- Born: Nina Marion Blackett 1 February 1900 London, England
- Died: 29 May 1998 (aged 98) London, England
- Spouse: Dennis Milner (m. 1927)
- Children: 1
- Writing career
- Pen name: Joanna Field
- Subjects: Psychoanalysis Industrial psychology

= Marion Milner =

British writer and psychoanalyst (1900–1998)

Marion Milner (1 February 1900 – 29 May 1998), sometimes known as Marion Blackett-Milner, was a British writer and psychoanalyst. Outside psychotherapeutic circles, she is better known by her pseudonym, Joanna Field, as a pioneer of introspective journaling.

==Biography==
Milner was born in Kensington, London, as Nina Marion Blackett, the daughter of Arthur Stuart Blackett, a stockbroker, and his wife, Caroline Frances Maynard. She was the sister of Nobel physicist Patrick Blackett. She studied at University College, London, where she graduated with a 1st Class degree in psychology in 1924.

In 1926, Milner began an introspective journey that later became one of her best-known books, A Life of One's Own (initially published under the name Joanna Field in 1934). This started as a journal in which she would note down times that she felt happy and thoughts going through her head at those times, in an attempt to discover what happiness was; however, her introspection branched out into other areas, from an analysis of day-to-day worries to experiences which some reviewers described as "mystical". Milner's basic technique is a kind of introspection, observing fleeting thoughts ("butterfly thoughts", as she calls them) combined with an openness to sensory experience that she calls "wide awareness". A Life of One's Own was well-received, attracting favorable reviews from such literary notables as W. H. Auden and Stephen Spender, and soon afterwards, she published a work on similar lines (again as Joanna Field), An Experiment in Leisure.

During this period, Milner became increasingly interested in Jean Piaget and the work of Jungian analytical psychologists. Here she was particularly interested in what she originally termed "bisexuality", but would now perhaps be better called psychological androgyny, and also investigated Eastern philosophies such as Taoism. In 1940, she started training as a psychoanalyst undergoing analysis with Sylvia Payne, and training with Joan Riviere and Ella Sharpe.

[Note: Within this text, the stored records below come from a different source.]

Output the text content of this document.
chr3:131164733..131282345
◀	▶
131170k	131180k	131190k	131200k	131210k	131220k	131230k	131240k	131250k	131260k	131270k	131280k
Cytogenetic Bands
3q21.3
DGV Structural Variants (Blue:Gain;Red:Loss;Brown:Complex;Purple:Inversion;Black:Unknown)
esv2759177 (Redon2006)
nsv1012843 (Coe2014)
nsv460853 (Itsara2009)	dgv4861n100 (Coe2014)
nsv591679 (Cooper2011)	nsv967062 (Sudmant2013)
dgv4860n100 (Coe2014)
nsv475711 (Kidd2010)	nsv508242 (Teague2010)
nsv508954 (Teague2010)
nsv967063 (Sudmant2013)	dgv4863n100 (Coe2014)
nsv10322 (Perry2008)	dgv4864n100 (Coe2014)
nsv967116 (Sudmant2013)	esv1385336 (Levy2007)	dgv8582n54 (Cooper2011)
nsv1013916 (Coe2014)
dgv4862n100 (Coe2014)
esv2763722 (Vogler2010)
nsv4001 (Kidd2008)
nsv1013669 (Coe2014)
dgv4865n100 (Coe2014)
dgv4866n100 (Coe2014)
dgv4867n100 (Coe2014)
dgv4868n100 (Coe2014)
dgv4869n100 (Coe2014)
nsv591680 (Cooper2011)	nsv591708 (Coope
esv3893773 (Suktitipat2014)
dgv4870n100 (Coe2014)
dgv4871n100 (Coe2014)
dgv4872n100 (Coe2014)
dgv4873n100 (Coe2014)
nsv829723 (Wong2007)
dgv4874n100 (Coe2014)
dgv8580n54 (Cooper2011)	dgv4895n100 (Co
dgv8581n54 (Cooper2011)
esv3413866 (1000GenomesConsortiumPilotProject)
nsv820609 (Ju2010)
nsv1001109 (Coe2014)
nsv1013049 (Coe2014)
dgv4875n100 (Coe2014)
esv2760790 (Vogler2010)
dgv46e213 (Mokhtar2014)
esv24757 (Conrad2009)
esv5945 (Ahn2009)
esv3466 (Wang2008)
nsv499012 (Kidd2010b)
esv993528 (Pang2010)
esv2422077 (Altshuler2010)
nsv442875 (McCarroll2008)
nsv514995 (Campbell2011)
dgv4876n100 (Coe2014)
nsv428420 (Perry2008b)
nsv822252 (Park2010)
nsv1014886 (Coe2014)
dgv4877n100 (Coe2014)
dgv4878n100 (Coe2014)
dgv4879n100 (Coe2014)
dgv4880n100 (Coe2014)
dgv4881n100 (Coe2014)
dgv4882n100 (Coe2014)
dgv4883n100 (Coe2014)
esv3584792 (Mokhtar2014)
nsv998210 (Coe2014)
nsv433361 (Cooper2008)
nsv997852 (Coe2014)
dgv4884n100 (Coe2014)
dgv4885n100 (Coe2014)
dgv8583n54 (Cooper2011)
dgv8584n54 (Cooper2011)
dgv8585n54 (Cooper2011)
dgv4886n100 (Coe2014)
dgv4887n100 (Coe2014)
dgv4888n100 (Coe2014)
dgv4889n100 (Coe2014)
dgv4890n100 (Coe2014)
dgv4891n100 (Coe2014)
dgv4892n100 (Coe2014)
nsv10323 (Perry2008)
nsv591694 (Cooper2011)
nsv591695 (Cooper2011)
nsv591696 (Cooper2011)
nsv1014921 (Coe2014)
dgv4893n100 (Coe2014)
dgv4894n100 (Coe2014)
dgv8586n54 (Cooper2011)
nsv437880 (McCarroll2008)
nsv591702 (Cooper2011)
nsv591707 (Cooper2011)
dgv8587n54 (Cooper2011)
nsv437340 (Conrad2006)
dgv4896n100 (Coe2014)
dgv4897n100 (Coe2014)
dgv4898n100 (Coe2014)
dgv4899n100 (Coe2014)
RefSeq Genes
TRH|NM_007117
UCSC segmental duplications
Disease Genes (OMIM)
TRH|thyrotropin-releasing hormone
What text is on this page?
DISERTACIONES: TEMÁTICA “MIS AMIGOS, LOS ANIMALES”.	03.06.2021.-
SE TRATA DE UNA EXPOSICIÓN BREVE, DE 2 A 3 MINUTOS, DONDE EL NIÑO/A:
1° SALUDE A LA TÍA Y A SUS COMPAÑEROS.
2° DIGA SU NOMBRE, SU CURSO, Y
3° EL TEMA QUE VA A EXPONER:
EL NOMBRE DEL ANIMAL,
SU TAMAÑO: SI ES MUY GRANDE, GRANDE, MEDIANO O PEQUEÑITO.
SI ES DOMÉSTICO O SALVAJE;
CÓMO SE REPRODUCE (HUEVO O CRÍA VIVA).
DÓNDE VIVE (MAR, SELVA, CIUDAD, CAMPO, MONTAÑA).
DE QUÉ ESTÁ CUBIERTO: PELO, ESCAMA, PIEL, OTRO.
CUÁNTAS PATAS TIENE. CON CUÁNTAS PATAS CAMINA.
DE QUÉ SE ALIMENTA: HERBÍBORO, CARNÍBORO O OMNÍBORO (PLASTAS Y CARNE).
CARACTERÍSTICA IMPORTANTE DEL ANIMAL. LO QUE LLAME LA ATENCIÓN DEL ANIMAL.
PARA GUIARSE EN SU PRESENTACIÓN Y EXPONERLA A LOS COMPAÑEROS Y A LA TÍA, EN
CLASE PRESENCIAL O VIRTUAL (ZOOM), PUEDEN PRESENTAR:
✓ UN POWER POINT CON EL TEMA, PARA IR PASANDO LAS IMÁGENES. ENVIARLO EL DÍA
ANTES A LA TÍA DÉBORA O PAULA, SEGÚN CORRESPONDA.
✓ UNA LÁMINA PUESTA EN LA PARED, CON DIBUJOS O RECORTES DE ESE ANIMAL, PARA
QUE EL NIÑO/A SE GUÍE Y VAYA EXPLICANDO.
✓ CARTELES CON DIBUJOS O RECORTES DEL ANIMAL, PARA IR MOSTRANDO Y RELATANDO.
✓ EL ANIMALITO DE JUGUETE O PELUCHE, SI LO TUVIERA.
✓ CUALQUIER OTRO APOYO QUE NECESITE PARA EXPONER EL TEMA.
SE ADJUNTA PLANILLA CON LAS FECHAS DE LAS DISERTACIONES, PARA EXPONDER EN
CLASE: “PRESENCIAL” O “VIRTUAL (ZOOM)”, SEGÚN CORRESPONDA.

She began practicing psychoanalysis in 1943, and became a prominent member of the Independent Group. Her best-known work on psychoanalysis, The Hands of the Living God, relates her own lengthy treatment of a psychotic patient and the insights she gained into her own mind. She made considerable use of painting and doodling in her therapy and was also an enthusiastic painter herself; her observations on the benefits of painting were published as On Not Being Able to Paint.

==Personal life==
Milner married Dennis Milner in 1927; they had one son named John. Dennis died in 1954. Milner died in London on 29 May 1998, aged 98.

==Publications==
- A Life of One's Own 1934
- An Experiment in Leisure 1937
- The Human Problem in Schools 1938
- On Not Being Able to Paint 1950
- The Hands of the Living God 1969
- Eternitys Sunrise 1987
- The Suppressed Madness of Sane Men: Forty-Four Years of Exploring Psychoanalysis 1987
- Eternity's Sunrise. A Way of Keeping a Diary 1987
- Bothered by Alligators 2012

==Reception==
Writer Akshi Singh’s 2025 book In Defence of Leisure elaborates Milner’s arguments, arguing that for a full life one needs to make time for leisure.